The slowdown in the U.S. economy and its reverberations across the developed world obviously are bound to impact adversely on the Asian economies as well. The first quarter data covering April-June 2001 for the Southeast Asian region leave no doubt that the U.S. downturn has begun to bite such countries as South Korea, Thailand, Singapore, Malaysia and the Philippines.

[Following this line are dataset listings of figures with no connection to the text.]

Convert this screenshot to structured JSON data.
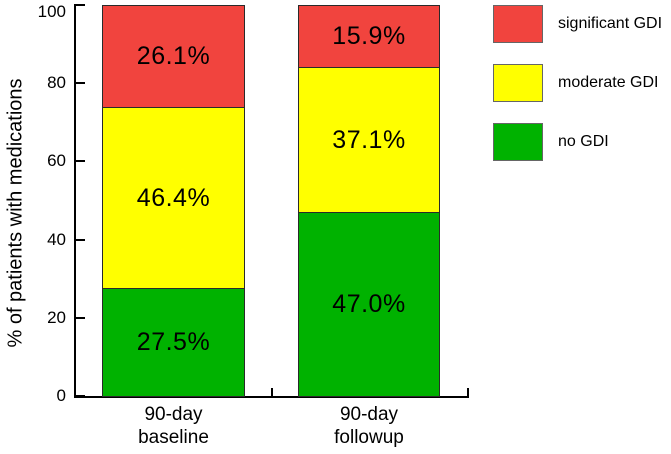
{
  "chart_data": {
    "type": "bar",
    "subtype": "stacked",
    "title": "",
    "ylabel": "% of patients with medications",
    "xlabel": "",
    "ylim": [
      0,
      100
    ],
    "y_ticks": [
      0,
      20,
      40,
      60,
      80,
      100
    ],
    "grid": false,
    "categories": [
      {
        "lines": [
          "90-day",
          "baseline"
        ]
      },
      {
        "lines": [
          "90-day",
          "followup"
        ]
      }
    ],
    "series": [
      {
        "name": "no GDI",
        "color": "#00b200",
        "values": [
          27.5,
          47.0
        ],
        "labels": [
          "27.5%",
          "47.0%"
        ]
      },
      {
        "name": "moderate GDI",
        "color": "#ffff00",
        "values": [
          46.4,
          37.1
        ],
        "labels": [
          "46.4%",
          "37.1%"
        ]
      },
      {
        "name": "significant GDI",
        "color": "#f1443e",
        "values": [
          26.1,
          15.9
        ],
        "labels": [
          "26.1%",
          "15.9%"
        ]
      }
    ],
    "legend": {
      "position": "top-right",
      "entries": [
        {
          "label": "significant GDI",
          "color": "#f1443e"
        },
        {
          "label": "moderate GDI",
          "color": "#ffff00"
        },
        {
          "label": "no GDI",
          "color": "#00b200"
        }
      ]
    }
  }
}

Japan constitutes a mega-crisis by itself with the Government largely benumbed by the economic slowdown, not knowing where to draw the line between a cheap money policy and an expansionist fiscal stance.

Doleful export news

The first two months of the current fiscal year, April and May, showed India's exports growing at a deflated rate of around 5 per cent per annum, in marked contrast to 30 per cent in the corresponding period in 2000-01. The provisional data for June, now available show that there was an actual decline by 4.6 per cent so much so the exports during the first quarter have seen a dismal slide by around 1.8 per cent.

The Centre for Monitoring Indian Economy (CMIE) has now projected total exports for 2001-02 at $47.5 billion - a growth by 7 per cent as against the target of 18 per cent set by the Union Ministry of Commerce. While the sceptics have a point in forecasting a meltdown in exports in view of a perceived recession in the U.S. and in Europe, it is not implausible that the lacklustre export performance of India during April-June has had more to do with domestic economic uncertainties than with the U.S. economy hiccups.

Although preliminary indications are that the slowdown in Indian exports has covered the whole gamut of exports - agricultural commodities, engineering goods, textiles, handicrafts and gems and jewellery - a closer examination of the phenomenon by the export promotion councils and the commodity boards could perhaps yield meaningful clues as to how the reversal of a year of buoyant growth at 21 per cent has occurred and that too so abruptly. In a dynamic global trade situation, aberrations rather than deep-seated disequilibria can easily confuse the exporting community and the policymakers.

Given the fact that there has been a lot of vacuous politicking during the last three months and little of pragmatic implementation of the proposals set out in Mr. Sinha's budget for 2001-02, the economy itself would appear to be in a deep freeze, with industrial production continuing to chug at a ``3 per cent minus'' rate and consumer demand remaining subdued. It is an altogether depressing scenario with manufacturing enterprises lying low and the investment outlook continuing to dampen the entrepreneurs. That the export horizons have been clouded owing to the overall inertia in the economy and the dominant mood of ``wait and see'' needs to be underscored.

The perennial question of export competitiveness involving transaction costs, the exchange rate of the rupee and the range of issues relating to the infrastructure, particularly the turnaround performance of ports, continues to call for coordinated action. Nothing much has occurred in the matter of special export processing zones (SEZs) which the Union Minister for Commerce, Mr. Muraroli Maran, rightly advocates as the thrust area of export policy for the New Decade. The fact is that not many State governments are alive to export growth as a powerful stimulus to the regional economy. With all its political ``fire- fighting'' missions, the Vajpayee Government is perilously close to achieving the dubious distinction of a non-performing government!